Couzin also became concerned by how wisdom-of-the-crowd experiments are set up. Scientists typically present a group of animals (or people) with a single cue they can use to make a decision. They might offer a school of fish a visual cue and see if they decide it’s a predator they have to escape.

But in the natural world, animals are swamped with information from lots of sources. Individuals on the lookout for predators may use not only their eyes, but also their ears and their noses.

This feature of real decision-making may have huge effects on how crowds perform. It’s not simply that each fish is keeping track of more than one cue. It’s also the fact that some cues may be very reliable and others may be unreliable. Some cues may be correlated, and others uncorrelated. And animals may learn to pay more attention to some cues and disregard others.

Couzin and Kao wondered how these factors could affect the wisdom of crowds. They put together a series of mathematical models that included correlation and several cues. In one model, for example, a group of animals had to choose between two options–think of two places to find food. But the cues for each choice were not equally reliable, nor were they equally correlated.

The scientists found that in these models, a group was more likely to choose the superior option than an individual. Even in these more realistic conditions, the wisdom of crowds survives.

Couzin and Kao expected that the bigger the group got, the wiser it would become. But they were surprised to find something very different. Small groups did better than individuals. But bigger groups did not do better than small groups. In fact, they did worse.  A group of 5 to 20 individuals made better decisions than an infinitely large crowd.

The problem with big groups is this: a faction of the group will follow correlated cues–in other words, the cues that look the same to many individuals. If a correlated cue is misleading, it may cause the whole faction to cast the wrong vote. Couzin and Kao found that this faction can drown out the diversity of information coming from the uncorrelated cue.
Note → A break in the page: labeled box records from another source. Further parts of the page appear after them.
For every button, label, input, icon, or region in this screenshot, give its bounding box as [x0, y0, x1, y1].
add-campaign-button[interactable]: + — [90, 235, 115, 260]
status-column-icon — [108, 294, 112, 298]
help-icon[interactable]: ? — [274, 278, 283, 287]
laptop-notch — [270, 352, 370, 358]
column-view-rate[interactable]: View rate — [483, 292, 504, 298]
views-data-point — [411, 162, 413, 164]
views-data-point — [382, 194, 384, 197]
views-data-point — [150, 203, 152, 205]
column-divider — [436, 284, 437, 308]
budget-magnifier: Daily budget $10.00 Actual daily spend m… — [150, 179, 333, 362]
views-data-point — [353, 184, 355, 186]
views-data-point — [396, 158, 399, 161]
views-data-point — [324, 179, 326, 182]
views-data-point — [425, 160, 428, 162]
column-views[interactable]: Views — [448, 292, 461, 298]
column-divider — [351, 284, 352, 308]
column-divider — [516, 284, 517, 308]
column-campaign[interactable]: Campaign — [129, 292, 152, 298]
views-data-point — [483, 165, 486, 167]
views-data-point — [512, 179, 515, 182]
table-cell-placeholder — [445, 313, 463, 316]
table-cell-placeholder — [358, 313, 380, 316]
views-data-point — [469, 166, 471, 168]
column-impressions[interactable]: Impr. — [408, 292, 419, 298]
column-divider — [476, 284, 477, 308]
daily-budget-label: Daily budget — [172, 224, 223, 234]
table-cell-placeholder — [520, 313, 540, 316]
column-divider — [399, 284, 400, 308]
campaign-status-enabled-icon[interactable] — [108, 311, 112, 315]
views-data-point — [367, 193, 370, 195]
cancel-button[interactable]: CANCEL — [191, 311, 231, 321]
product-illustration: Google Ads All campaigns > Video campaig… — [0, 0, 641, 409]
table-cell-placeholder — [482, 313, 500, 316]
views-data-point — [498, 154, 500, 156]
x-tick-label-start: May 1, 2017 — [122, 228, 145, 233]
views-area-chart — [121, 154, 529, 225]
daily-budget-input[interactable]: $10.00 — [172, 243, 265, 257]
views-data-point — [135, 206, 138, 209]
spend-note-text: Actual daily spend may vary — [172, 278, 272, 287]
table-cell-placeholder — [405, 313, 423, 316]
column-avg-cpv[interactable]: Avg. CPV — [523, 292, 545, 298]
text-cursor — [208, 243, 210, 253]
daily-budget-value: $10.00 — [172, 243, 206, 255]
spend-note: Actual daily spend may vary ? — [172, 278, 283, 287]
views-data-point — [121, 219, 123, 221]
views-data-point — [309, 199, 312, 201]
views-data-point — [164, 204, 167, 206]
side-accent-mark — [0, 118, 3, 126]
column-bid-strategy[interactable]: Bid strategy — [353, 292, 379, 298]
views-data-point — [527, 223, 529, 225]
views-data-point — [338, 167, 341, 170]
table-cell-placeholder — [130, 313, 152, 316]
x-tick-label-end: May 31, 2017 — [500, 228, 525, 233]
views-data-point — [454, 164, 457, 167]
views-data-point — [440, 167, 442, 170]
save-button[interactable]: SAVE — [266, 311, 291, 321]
And this problem only gets worse as the group gets bigger.

Small groups, Kao and Couzin found, can escape this trap. That’s because probability works differently in small groups as opposed to large ones. It’s not unheard of, for example, to roll the same number a few times in a row. But it’s really weird to do so a thousand times in a row. Likewise, in a small decision-making group, a lot of individuals may end up using uncorrelated cues–the ones that give wisdom to crowds.

Couzin and Kao’s analysis, which has just been published in the Proceedings of the Royal Society, doesn’t prove that the wisdom of big crowds is a fatally flawed idea. But it does serve as a warning that even simple factors can have a big impact on how groups make decisions. And it may help to explain how real animals form groups.

When scientists first came to appreciate how groups can make decisions, a question naturally arose: why don’t all animals live in gigantic groups? Some researchers argued that big groups had drawbacks that balanced the advantage they offered in making good decisions.

But Couzin and Kao wonder if such drawbacks don’t, in fact, exist. Perhaps animals live in smaller groups because smaller groups are better at making decisions.

Even the animals that do live in big groups may not actually be solving problems en masse. Only a small fraction of the group may actually be casting votes, while the rest follow their lead.

Couzin and Kao’s work also raises some questions about how we humans make decisions. If people are basing their decisions on the same information, they may be more prone to bad decisions in big groups. All things being equal, smaller groups might do better. And big groups might improve their choices if people avoided relying on the same sources of information.

In a sense, Couzin and Kao’s new study is an idea whose time has come. Only now is it becoming possible to study the perceptions and decisions of hundreds of animals as they respond to several cues at once. In years to come, Couzin, Kao, and their colleagues may be able to experiment on this model. And, in the process, they may finally be able to put Condorcet’s elegant idea to a natural test.